PTSD affects around 1 in 3 people after a traumatic event. PTSD can occur at any age, including childhood.

Around 40% of people with PTSD will have suffered a sudden bereavement of someone close to them.

Women are more likely to develop PTSD than are men. This may be due to the fact that women are more likely to be victims of domestic violence, abuse and rape.

How is PTSD diagnosed?

The GP can refer patients with possible PTSD to mental health specialists, like counsellors, community psychiatric nurses, psychologists or psychiatrists.

A diagnose of PTSD can be made by discussing symptoms, talking about feelings, looking at the person’s medical history and overall health. Doctors may use a special questionnaire to help with the diagnosis.

How is PTSD treated?

The goal of the treatment is to reduce the emotional and physical symptoms associated with PTSD, to improve daily functioning and to help the person better cope with the event that triggered the disorder. Treatment for PTSD may involve psychotherapy (a type of counselling), medication, or both.

Doctors may prescribe antidepressant medications to treat PTSD and to control the feelings of anxiety and its associated symptoms, including selective serotonin reuptake inhibitors (SSRIs) such as paroxetine, and others such as amitriptyline.

Psychotherapy for PTSD involves helping the person learn skills to manage symptoms and develop ways of coping. Therapy also aims to teach the person and his or her family about the disorder, and help the person work through the fears associated with the traumatic event. A variety of psychotherapy approaches are used to treat people with PTSD, including:
  • Cognitive-behaviour therapy, which involves learning to recognise and change thought patterns that lead to troublesome emotions, feelings, and behaviour.
  • Exposure therapy, a type of cognitive-behaviour therapy that involves having the person re-live the traumatic experience, or exposing the person to objects or situations that cause anxiety. This is done in a well-controlled and safe environment. Exposure therapy helps the person confront the fear and gradually become more comfortable with situations that are frightening and cause anxiety. This has been very successful at treating PTSD.
  • Psychodynamic therapy focuses on helping the person examine personal values and the emotional conflicts caused by the traumatic event.
  • Family therapy may be useful because the behaviour of the person with PTSD can have an affect on other family members.
  • Group therapy may be helpful by allowing the person to share thoughts, fears, and feelings with other people who have experienced traumatic events.
  • Eye Movement Desensitisation and Reprocessing (EMDR) is a complex form of psychotherapy that was initially designed to alleviate distress associated with traumatic memories but is now also used to treat phobias.
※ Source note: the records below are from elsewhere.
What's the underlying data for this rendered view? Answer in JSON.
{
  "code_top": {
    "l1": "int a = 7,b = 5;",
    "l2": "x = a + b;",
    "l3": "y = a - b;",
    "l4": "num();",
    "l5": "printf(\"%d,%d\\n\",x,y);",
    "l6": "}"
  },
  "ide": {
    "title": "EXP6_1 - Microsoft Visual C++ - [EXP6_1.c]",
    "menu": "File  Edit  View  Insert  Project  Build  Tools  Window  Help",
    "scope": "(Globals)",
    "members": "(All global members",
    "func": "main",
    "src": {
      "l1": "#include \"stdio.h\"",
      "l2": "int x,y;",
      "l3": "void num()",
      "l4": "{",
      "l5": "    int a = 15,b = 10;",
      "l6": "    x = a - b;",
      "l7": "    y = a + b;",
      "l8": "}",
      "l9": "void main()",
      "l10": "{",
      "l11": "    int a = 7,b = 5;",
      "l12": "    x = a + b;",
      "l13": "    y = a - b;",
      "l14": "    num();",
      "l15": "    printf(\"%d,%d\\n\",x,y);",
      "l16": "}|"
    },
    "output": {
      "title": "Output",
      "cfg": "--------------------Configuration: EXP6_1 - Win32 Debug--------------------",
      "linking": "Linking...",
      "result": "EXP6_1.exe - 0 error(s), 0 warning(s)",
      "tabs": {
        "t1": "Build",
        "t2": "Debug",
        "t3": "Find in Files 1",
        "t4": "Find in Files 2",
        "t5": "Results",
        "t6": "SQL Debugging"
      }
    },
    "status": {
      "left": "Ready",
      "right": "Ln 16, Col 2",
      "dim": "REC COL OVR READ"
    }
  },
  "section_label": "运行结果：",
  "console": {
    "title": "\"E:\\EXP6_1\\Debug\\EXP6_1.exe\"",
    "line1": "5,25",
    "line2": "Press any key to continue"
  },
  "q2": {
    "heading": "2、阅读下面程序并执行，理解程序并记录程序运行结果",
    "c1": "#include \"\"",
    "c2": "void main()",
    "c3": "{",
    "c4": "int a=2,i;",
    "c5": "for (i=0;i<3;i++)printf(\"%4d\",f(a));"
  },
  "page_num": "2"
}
What is the outlook for people with PTSD?

Recovery from PTSD is a gradual and ongoing process. Symptoms of PTSD seldom disappear completely, but treatment can help sufferers learn to cope more effectively. Treatment can lead to fewer and less intense symptoms, as well as a greater ability to cope by managing feelings related to the trauma.
Research is ongoing into the factors that lead to PTSD and into finding new treatments.

Can PTSD be prevented?

Some studies suggest that early intervention with people who have suffered a trauma may reduce some of the symptoms of PTSD or prevent it all together.